C’est à sa femme ! C’est devant celle qui s’appelait marquise d’Ancre qu’il avouait, proclamait l’adultère !

Il ne gardait même plus ce masque conventionnel de respect, et ils étaient dans une si monstrueuse minute de vérité, ils venaient de se placer si en dehors de toute convention que Léonora ne s’étonnait pas de cet excès d’imprudence. Avec une formidable tranquillité, elle reprit :

"Oui, mais tu te feras assassiner, mon Concino. (Il tressaillit, jeta des yeux hagards autour de lui.) Et moi, je ne veux pas que tu meures ! Car je t’aime, moi ! Écoute, si Maria t’abandonne, le roi jettera le masque, et la meute de tes ennemis se ruera sur toi.
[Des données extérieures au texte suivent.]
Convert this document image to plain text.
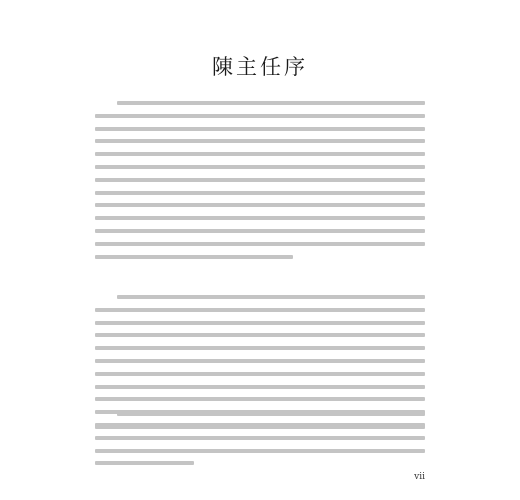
陳主任序
vii
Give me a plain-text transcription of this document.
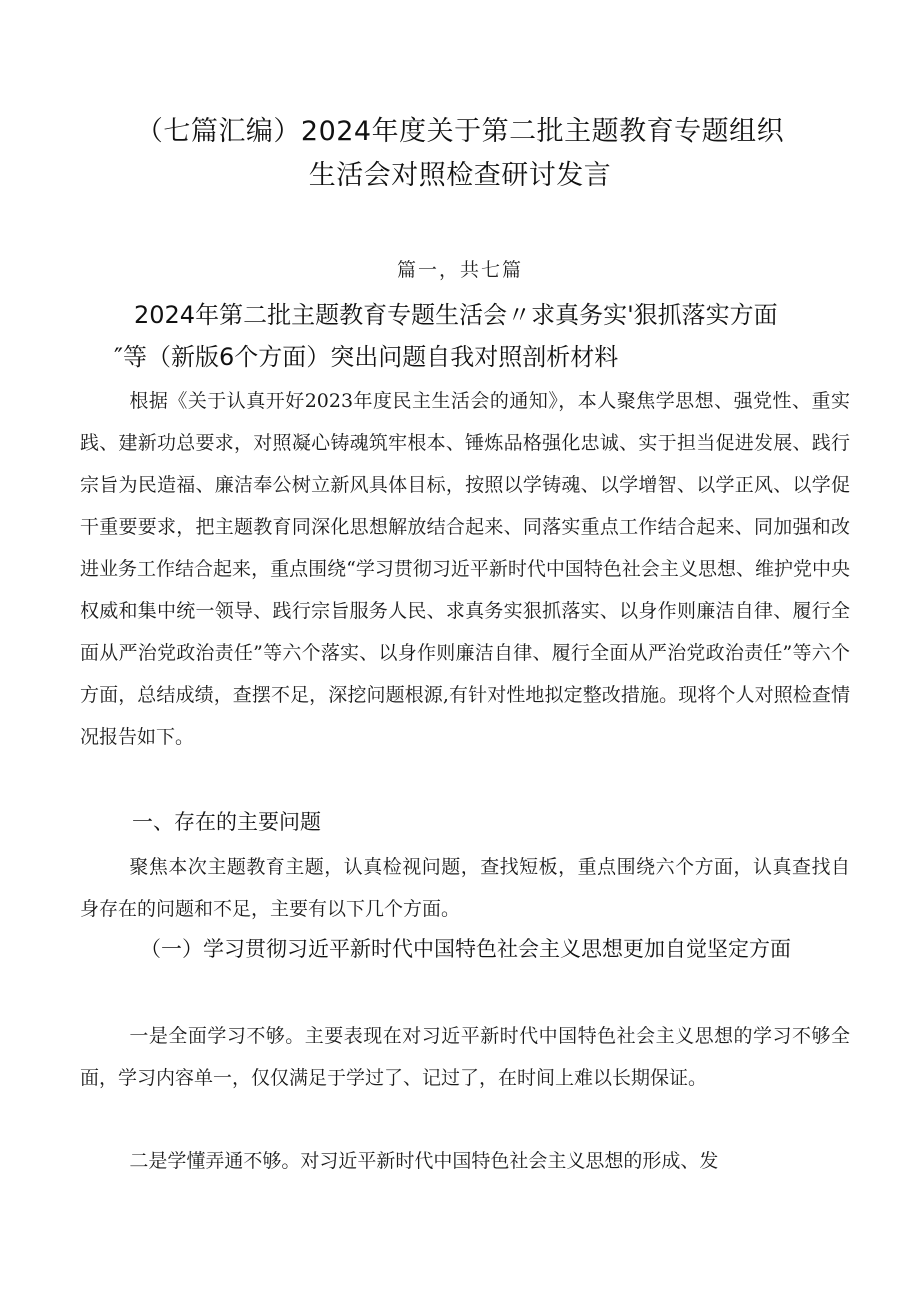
（七篇汇编）2024年度关于第二批主题教育专题组织
生活会对照检查研讨发言
篇一，共七篇
2024年第二批主题教育专题生活会〃求真务实'狠抓落实方面
″等（新版6个方面）突出问题自我对照剖析材料

根据《关于认真开好2023年度民主生活会的通知》，本人聚焦学思想、强党性、重实践、建新功总要求，对照凝心铸魂筑牢根本、锤炼品格强化忠诚、实于担当促进发展、践行宗旨为民造福、廉洁奉公树立新风具体目标，按照以学铸魂、以学增智、以学正风、以学促干重要要求，把主题教育同深化思想解放结合起来、同落实重点工作结合起来、同加强和改进业务工作结合起来，重点围绕“学习贯彻习近平新时代中国特色社会主义思想、维护党中央权威和集中统一领导、践行宗旨服务人民、求真务实狠抓落实、以身作则廉洁自律、履行全面从严治党政治责任”等六个落实、以身作则廉洁自律、履行全面从严治党政治责任”等六个方面，总结成绩，查摆不足，深挖问题根源,有针对性地拟定整改措施。现将个人对照检查情况报告如下。

一、存在的主要问题

聚焦本次主题教育主题，认真检视问题，查找短板，重点围绕六个方面，认真查找自身存在的问题和不足，主要有以下几个方面。

（一）学习贯彻习近平新时代中国特色社会主义思想更加自觉坚定方面

一是全面学习不够。主要表现在对习近平新时代中国特色社会主义思想的学习不够全面，学习内容单一，仅仅满足于学过了、记过了，在时间上难以长期保证。

二是学懂弄通不够。对习近平新时代中国特色社会主义思想的形成、发
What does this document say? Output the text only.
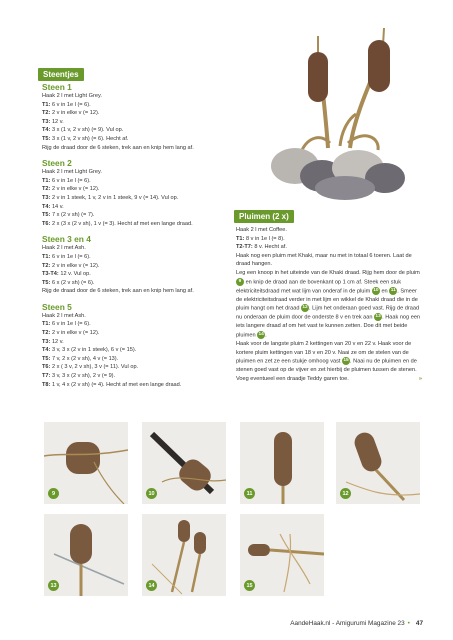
Steentjes
Steen 1
Haak 2 l met Light Grey.
T1: 6 v in 1e l (= 6).
T2: 2 v in elke v (= 12).
T3: 12 v.
T4: 3 x (1 v, 2 v sh) (= 9). Vul op.
T5: 3 x (1 v, 2 v sh) (= 6). Hecht af.
Rijg de draad door de 6 steken, trek aan en knip hem lang af.
Steen 2
Haak 2 l met Light Grey.
T1: 6 v in 1e l (= 6).
T2: 2 v in elke v (= 12).
T3: 2 v in 1 steek, 1 v, 2 v in 1 steek, 9 v (= 14). Vul op.
T4: 14 v.
T5: 7 x (2 v sh) (= 7).
T6: 2 x (3 x (2 v sh), 1 v (= 3). Hecht af met een lange draad.
Steen 3 en 4
Haak 2 l met Ash.
T1: 6 v in 1e l (= 6).
T2: 2 v in elke v (= 12).
T3-T4: 12 v. Vul op.
T5: 6 x (2 v sh) (= 6).
Rijg de draad door de 6 steken, trek aan en knip hem lang af.
Steen 5
Haak 2 l met Ash.
T1: 6 v in 1e l (= 6).
T2: 2 v in elke v (= 12).
T3: 12 v.
T4: 3 v, 3 x (2 v in 1 steek), 6 v (= 15).
T5: 7 v, 2 x (2 v sh), 4 v (= 13).
T6: 2 x ( 3 v, 2 v sh), 3 v (= 11). Vul op.
T7: 3 v, 3 x (2 v sh), 2 v (= 9).
T8: 1 v, 4 x (2 v sh) (= 4). Hecht af met een lange draad.
Pluimen (2 x)
Haak 2 l met Coffee.
T1: 8 v in 1e l (= 8).
T2-T7: 8 v. Hecht af.
Haak nog een pluim met Khaki, maar nu met in totaal 6 toeren. Laat de draad hangen.
Leg een knoop in het uiteinde van de Khaki draad. Rijg hem door de pluim 9 en knip de draad aan de bovenkant op 1 cm af. Steek een stuk elektriciteitsdraad met wat lijm van onderaf in de pluim 10 en 11. Smeer de elektriciteitsdraad verder in met lijm en wikkel de Khaki draad die in de pluim hangt om het draad 12. Lijm het onderaan goed vast. Rijg de draad nu onderaan de pluim door de onderste 8 v en trek aan 13. Haak nog een iets langere draad af om het vast te kunnen zetten. Doe dit met beide pluimen 14.
Haak voor de langste pluim 2 kettingen van 20 v en 22 v. Haak voor de kortere pluim kettingen van 18 v en 20 v. Naai ze om de stelen van de pluimen en zet ze een stukje omhoog vast 15. Naai nu de pluimen en de stenen goed vast op de vijver en zet hierbij de pluimen tussen de stenen. Voeg eventueel een draadje Teddy garen toe.	»
9	10	11	12
13	14	15
AandeHaak.nl - Amigurumi Magazine 23 • 47
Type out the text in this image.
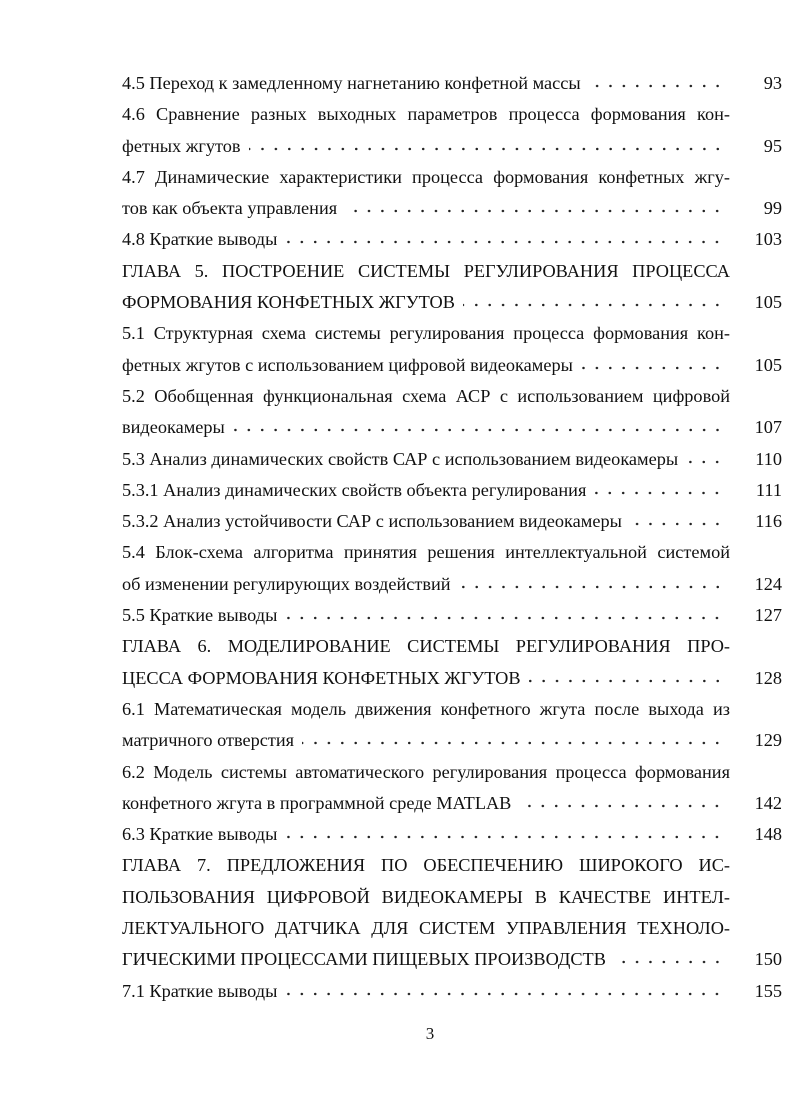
4.5 Переход к замедленному нагнетанию конфетной массы	93
4.6 Сравнение разных выходных параметров процесса формования кон-
фетных жгутов	95
4.7 Динамические характеристики процесса формования конфетных жгу-
тов как объекта управления	99
4.8 Краткие выводы	103
ГЛАВА 5. ПОСТРОЕНИЕ СИСТЕМЫ РЕГУЛИРОВАНИЯ ПРОЦЕССА
ФОРМОВАНИЯ КОНФЕТНЫХ ЖГУТОВ	105
5.1 Структурная схема системы регулирования процесса формования кон-
фетных жгутов с использованием цифровой видеокамеры	105
5.2 Обобщенная функциональная схема АСР с использованием цифровой
видеокамеры	107
5.3 Анализ динамических свойств САР с использованием видеокамеры	110
5.3.1 Анализ динамических свойств объекта регулирования	111
5.3.2 Анализ устойчивости САР с использованием видеокамеры	116
5.4 Блок-схема алгоритма принятия решения интеллектуальной системой
об изменении регулирующих воздействий	124
5.5 Краткие выводы	127
ГЛАВА 6. МОДЕЛИРОВАНИЕ СИСТЕМЫ РЕГУЛИРОВАНИЯ ПРО-
ЦЕССА ФОРМОВАНИЯ КОНФЕТНЫХ ЖГУТОВ	128
6.1 Математическая модель движения конфетного жгута после выхода из
матричного отверстия	129
6.2 Модель системы автоматического регулирования процесса формования
конфетного жгута в программной среде MATLAB	142
6.3 Краткие выводы	148
ГЛАВА 7. ПРЕДЛОЖЕНИЯ ПО ОБЕСПЕЧЕНИЮ ШИРОКОГО ИС-
ПОЛЬЗОВАНИЯ ЦИФРОВОЙ ВИДЕОКАМЕРЫ В КАЧЕСТВЕ ИНТЕЛ-
ЛЕКТУАЛЬНОГО ДАТЧИКА ДЛЯ СИСТЕМ УПРАВЛЕНИЯ ТЕХНОЛО-
ГИЧЕСКИМИ ПРОЦЕССАМИ ПИЩЕВЫХ ПРОИЗВОДСТВ	150
7.1 Краткие выводы	155
3
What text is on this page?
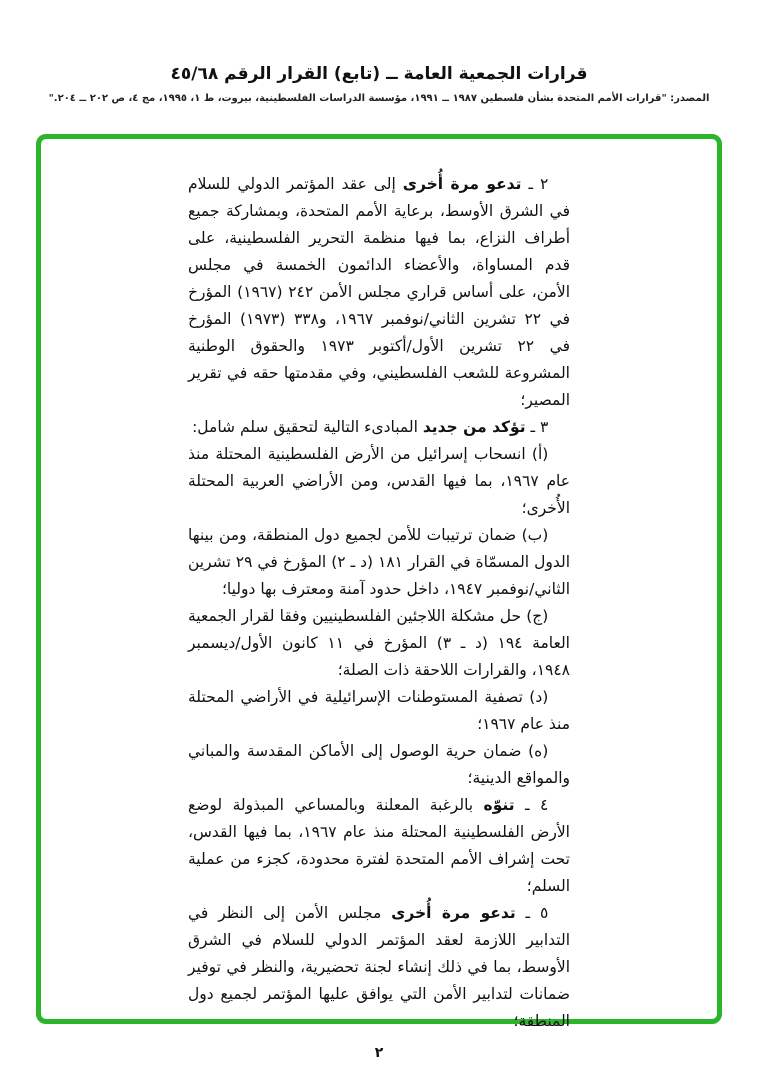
قرارات الجمعية العامة ــ (تابع) القرار الرقم ٤٥/٦٨
المصدر: "قرارات الأمم المتحدة بشأن فلسطين ١٩٨٧ ــ ١٩٩١، مؤسسة الدراسات الفلسطينية، بيروت، ط ١، ١٩٩٥، مج ٤، ص ٢٠٢ ــ ٢٠٤."

٢ ـ تدعو مرة أُخرى إلى عقد المؤتمر الدولي للسلام في الشرق الأوسط، برعاية الأمم المتحدة، وبمشاركة جميع أطراف النزاع، بما فيها منظمة التحرير الفلسطينية، على قدم المساواة، والأعضاء الدائمون الخمسة في مجلس الأمن، على أساس قراري مجلس الأمن ٢٤٢ (١٩٦٧) المؤرخ في ٢٢ تشرين الثاني/نوفمبر ١٩٦٧، و٣٣٨ (١٩٧٣) المؤرخ في ٢٢ تشرين الأول/أكتوبر ١٩٧٣ والحقوق الوطنية المشروعة للشعب الفلسطيني، وفي مقدمتها حقه في تقرير المصير؛

٣ ـ تؤكد من جديد المبادىء التالية لتحقيق سلم شامل:

(أ) انسحاب إسرائيل من الأرض الفلسطينية المحتلة منذ عام ١٩٦٧، بما فيها القدس، ومن الأراضي العربية المحتلة الأُخرى؛

(ب) ضمان ترتيبات للأمن لجميع دول المنطقة، ومن بينها الدول المسمّاة في القرار ١٨١ (د ـ ٢) المؤرخ في ٢٩ تشرين الثاني/نوفمبر ١٩٤٧، داخل حدود آمنة ومعترف بها دوليا؛

(ج) حل مشكلة اللاجئين الفلسطينيين وفقا لقرار الجمعية العامة ١٩٤ (د ـ ٣) المؤرخ في ١١ كانون الأول/ديسمبر ١٩٤٨، والقرارات اللاحقة ذات الصلة؛

(د) تصفية المستوطنات الإسرائيلية في الأراضي المحتلة منذ عام ١٩٦٧؛

(ه) ضمان حرية الوصول إلى الأماكن المقدسة والمباني والمواقع الدينية؛

٤ ـ تنوّه بالرغبة المعلنة وبالمساعي المبذولة لوضع الأرض الفلسطينية المحتلة منذ عام ١٩٦٧، بما فيها القدس، تحت إشراف الأمم المتحدة لفترة محدودة، كجزء من عملية السلم؛

٥ ـ تدعو مرة أُخرى مجلس الأمن إلى النظر في التدابير اللازمة لعقد المؤتمر الدولي للسلام في الشرق الأوسط، بما في ذلك إنشاء لجنة تحضيرية، والنظر في توفير ضمانات لتدابير الأمن التي يوافق عليها المؤتمر لجميع دول المنطقة؛

٢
Tu es un homme mort. Ne peux-tu dissimuler quelques jours encore ? Écoute ceci : tu as fait édifier vingt potences dans Paris pour y pendre quiconque s’aviserait de parler de toi en mal. Tous les jours, on y pend quelqu’un. C’est bien. Les potences florentines, comme on les appelle, ont muselé Paris. Mais sais-tu ce que j’ai vu, hier, à l’une de ces potences, pas loin d’ici, à celle que tu as fait placer à la Croix-Rouge ? J’ai vu pendue l’effigie de Concino Concini, avec cette pancarte au cou :

Son corps à la voirie, son âme à Léviathan."

Un frisson de terreur se glissa le long de l’échine de Concini.

"Je commence à t’intéresser, dis, mon Concino ? continua Léonora avec ce calme terrible du belluaire qui veut dompter un fauve. Oui, Paris est las de nous. Oui, sous ces fenêtres, parfois, j’entends des cris de mort et il me semble alors que je respire une atmosphère empestée de haine. Il me semble que je vois s’ouvrir devant nous l’abîme où nous allons rouler tous deux ! Que Maria se lasse à son tour ! Qu’elle ôte sa main protectrice de dessus nos têtes, et tout est fini ! C’est la cour qui nous déchire, c’est le peuple qui nous meurtrit. C’est peut-être l’échafaud qui se dresse pour toi, pour moi !" ajouta Léonora en frissonnant à son tour, ses yeux noirs perdus vers les coins obscurs de la chambre, comme si elle eût évoqué quelque sanglante vision.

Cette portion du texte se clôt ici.